The profile of the gunman responsible for 27 deaths at Sandy Hook Elementary School is all too familiar, as is the massacre itself. Here was a young man alienated from his community, known to be isolated and withdrawn and pegged by many as being a bit "off." Clearly, Adam Lanza and those who preceded him in carrying out acts of mass violence were troubled far beyond their ability to connect with resources for getting help. The ramifications of this chasm can be heartbreakingly profound, and in making expanded mental health services a priority, Gov. John Hickenlooper is attempting to address a critical component of a complex set of factors that leaves too many people separated from the help they need - and consequently puts them and others at risk.
Hickenlooper's plan to expand mental health services by opening five new walk-in clinics across the state and implementing a statewide crisis hotline will not solve all the mental health problems in Colorado. The $18.5 million price tag attached to the plan - which requires legislative approval - is a pittance, given the stakes. If one person intent on committing an act of public violence is prevented from purchasing a gun because of the plan's provision that would link mental-health commitment records with the Colorado Bureau of Investigation database for background checks, the cost will have been worth it. The many Coloradans who stand to gain from increased access to mental health care make the plan a bargain. It is money well spent, at a time where too many seem to be suffering too much.

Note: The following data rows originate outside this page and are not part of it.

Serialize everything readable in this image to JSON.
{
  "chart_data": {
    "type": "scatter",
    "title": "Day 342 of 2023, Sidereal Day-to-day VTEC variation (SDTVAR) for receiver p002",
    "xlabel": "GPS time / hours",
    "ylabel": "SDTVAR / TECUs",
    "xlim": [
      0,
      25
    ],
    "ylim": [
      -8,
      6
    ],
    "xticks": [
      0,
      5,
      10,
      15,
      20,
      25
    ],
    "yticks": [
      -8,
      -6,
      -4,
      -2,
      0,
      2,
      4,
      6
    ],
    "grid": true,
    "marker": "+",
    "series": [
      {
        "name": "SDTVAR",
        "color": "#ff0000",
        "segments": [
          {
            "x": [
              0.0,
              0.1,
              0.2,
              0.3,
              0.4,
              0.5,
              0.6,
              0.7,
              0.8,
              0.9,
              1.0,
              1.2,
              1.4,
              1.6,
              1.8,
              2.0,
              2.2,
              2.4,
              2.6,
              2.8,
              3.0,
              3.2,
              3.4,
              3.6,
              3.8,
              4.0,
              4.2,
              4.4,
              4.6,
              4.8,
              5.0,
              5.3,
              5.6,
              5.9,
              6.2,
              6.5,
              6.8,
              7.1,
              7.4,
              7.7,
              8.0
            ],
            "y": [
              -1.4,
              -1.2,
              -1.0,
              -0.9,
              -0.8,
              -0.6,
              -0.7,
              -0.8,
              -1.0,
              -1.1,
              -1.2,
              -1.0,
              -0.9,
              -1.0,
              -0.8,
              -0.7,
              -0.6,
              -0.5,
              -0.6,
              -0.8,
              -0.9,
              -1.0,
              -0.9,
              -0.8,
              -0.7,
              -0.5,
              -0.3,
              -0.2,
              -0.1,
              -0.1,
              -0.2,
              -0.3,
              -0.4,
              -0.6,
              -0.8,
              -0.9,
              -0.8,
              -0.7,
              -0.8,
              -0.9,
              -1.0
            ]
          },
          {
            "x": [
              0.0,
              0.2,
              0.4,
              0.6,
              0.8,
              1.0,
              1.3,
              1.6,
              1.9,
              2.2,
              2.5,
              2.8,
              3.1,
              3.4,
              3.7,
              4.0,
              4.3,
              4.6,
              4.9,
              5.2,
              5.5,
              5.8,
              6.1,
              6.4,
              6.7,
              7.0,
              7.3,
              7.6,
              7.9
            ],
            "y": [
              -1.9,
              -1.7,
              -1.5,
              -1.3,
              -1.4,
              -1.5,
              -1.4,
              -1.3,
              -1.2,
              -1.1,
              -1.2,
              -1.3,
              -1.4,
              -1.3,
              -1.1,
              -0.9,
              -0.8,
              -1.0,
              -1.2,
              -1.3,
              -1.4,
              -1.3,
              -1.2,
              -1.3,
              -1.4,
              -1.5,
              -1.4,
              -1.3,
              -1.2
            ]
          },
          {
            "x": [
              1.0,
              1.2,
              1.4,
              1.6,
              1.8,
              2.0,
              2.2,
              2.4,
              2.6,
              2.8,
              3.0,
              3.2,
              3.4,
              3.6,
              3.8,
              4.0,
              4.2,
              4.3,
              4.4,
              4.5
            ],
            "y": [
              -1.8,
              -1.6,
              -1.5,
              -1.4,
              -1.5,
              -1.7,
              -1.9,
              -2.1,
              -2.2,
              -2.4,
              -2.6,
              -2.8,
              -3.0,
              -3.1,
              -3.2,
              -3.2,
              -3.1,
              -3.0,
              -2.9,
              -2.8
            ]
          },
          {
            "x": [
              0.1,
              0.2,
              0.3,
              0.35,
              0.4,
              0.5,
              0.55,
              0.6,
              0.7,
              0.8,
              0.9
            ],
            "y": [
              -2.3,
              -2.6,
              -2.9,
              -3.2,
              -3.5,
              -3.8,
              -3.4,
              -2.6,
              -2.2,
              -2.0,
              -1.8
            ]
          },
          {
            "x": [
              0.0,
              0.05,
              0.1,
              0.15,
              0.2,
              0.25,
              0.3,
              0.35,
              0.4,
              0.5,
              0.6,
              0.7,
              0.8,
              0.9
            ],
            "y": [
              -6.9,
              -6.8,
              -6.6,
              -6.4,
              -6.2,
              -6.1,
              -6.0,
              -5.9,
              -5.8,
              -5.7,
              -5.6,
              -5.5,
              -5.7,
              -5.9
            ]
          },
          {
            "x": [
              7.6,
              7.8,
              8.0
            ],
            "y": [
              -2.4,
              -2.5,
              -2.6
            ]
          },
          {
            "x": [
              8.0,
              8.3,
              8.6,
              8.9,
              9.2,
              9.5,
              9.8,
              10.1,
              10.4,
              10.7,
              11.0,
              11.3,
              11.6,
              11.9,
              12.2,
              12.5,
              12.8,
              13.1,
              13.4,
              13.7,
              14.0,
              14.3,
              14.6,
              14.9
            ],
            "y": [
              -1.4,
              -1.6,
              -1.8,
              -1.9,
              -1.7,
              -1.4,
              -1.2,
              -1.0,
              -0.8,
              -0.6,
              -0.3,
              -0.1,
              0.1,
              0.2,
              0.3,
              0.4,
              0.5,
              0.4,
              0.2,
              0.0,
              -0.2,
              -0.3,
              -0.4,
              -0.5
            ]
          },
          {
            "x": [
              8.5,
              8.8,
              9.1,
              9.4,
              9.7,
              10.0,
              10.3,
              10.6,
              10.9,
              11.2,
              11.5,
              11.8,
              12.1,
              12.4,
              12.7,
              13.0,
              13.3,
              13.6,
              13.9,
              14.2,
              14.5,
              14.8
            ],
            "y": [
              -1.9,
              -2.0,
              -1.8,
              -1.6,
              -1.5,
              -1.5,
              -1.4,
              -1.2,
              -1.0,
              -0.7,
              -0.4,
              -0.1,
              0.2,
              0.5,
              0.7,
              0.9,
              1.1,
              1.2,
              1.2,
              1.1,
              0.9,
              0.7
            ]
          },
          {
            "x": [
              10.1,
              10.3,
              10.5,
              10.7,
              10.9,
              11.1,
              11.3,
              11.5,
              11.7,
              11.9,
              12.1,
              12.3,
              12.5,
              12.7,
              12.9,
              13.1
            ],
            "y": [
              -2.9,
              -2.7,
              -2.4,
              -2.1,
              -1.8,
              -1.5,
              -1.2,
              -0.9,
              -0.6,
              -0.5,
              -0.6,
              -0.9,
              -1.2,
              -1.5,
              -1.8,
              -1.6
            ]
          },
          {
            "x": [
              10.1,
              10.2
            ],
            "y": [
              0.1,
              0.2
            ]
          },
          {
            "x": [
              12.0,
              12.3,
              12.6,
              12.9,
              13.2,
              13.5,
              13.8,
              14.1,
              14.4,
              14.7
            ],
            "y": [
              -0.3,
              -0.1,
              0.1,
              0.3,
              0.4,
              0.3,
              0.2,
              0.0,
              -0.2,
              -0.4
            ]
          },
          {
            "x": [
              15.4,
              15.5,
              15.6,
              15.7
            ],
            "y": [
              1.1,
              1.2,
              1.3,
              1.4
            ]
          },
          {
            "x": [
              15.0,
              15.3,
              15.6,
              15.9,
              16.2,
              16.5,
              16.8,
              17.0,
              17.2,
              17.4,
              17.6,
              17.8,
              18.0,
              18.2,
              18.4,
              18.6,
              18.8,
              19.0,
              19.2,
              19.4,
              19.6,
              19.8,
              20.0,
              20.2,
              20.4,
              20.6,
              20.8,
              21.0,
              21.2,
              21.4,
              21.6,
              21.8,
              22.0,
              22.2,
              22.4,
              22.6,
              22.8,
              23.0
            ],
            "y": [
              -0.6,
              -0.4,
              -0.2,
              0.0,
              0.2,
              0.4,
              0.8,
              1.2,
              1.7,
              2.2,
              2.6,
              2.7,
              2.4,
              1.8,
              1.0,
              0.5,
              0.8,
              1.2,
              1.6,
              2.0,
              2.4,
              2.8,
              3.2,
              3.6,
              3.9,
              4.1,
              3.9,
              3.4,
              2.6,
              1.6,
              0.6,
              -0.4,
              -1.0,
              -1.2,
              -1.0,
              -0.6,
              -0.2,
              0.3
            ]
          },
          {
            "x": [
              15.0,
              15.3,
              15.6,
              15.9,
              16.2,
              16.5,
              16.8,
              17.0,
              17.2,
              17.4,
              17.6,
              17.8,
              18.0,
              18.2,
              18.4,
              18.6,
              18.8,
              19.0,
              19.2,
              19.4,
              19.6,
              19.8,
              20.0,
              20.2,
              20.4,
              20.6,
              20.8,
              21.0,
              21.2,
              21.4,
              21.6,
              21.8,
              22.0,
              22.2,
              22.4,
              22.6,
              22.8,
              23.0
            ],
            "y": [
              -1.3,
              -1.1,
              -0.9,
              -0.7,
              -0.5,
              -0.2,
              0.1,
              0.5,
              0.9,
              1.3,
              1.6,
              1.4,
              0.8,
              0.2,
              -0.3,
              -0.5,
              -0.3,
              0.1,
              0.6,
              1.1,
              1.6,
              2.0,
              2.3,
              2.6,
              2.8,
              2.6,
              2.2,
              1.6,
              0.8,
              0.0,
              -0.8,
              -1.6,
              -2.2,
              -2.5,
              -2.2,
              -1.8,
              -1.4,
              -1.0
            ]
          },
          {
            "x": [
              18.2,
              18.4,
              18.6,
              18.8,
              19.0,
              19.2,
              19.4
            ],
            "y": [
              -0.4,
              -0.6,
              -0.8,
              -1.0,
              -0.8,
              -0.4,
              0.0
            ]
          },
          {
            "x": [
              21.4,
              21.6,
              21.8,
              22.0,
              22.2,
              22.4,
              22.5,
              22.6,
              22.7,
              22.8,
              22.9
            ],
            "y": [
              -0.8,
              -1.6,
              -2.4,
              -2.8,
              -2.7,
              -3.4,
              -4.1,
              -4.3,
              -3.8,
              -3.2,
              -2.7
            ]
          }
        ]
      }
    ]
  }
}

The tragic circumstances that spurred Hickenlooper to call for the plan - July's massacre in an Aurora movie theatre that left 12 dead and 58 wounded - are seeming less an anomaly than a troubling trend made profoundly clear after the Connecticut shooting last week. James Holmes, the man accused of carrying out the theatre shootings, is known to have long struggled with mental health issues. Perhaps the services Hickenlooper proposes could have stopped him from making those deeply personal challenges an overwhelmingly violent public problem. It is impossible to know, but there is every reason to try.
But Holmes and Lanza, however troublingly prevalent such stories are becoming, remain outliers. Far more people struggle quietly and more or less functionally with mental health challenges, unsure of where to go for help, or of limited means to acquire it. While there may not be a threat of violence at the far end of this suffering for most people, there is still great pain - however personal. If there is a way for the state to facilitate some alleviation of that pain by providing services where they are sorely lacking, individuals will be strengthened and, as a result, the statewide community will benefit.
If lives are saved - one at a time, or many - the program will have been a resounding success. It is worth the gamble, regardless.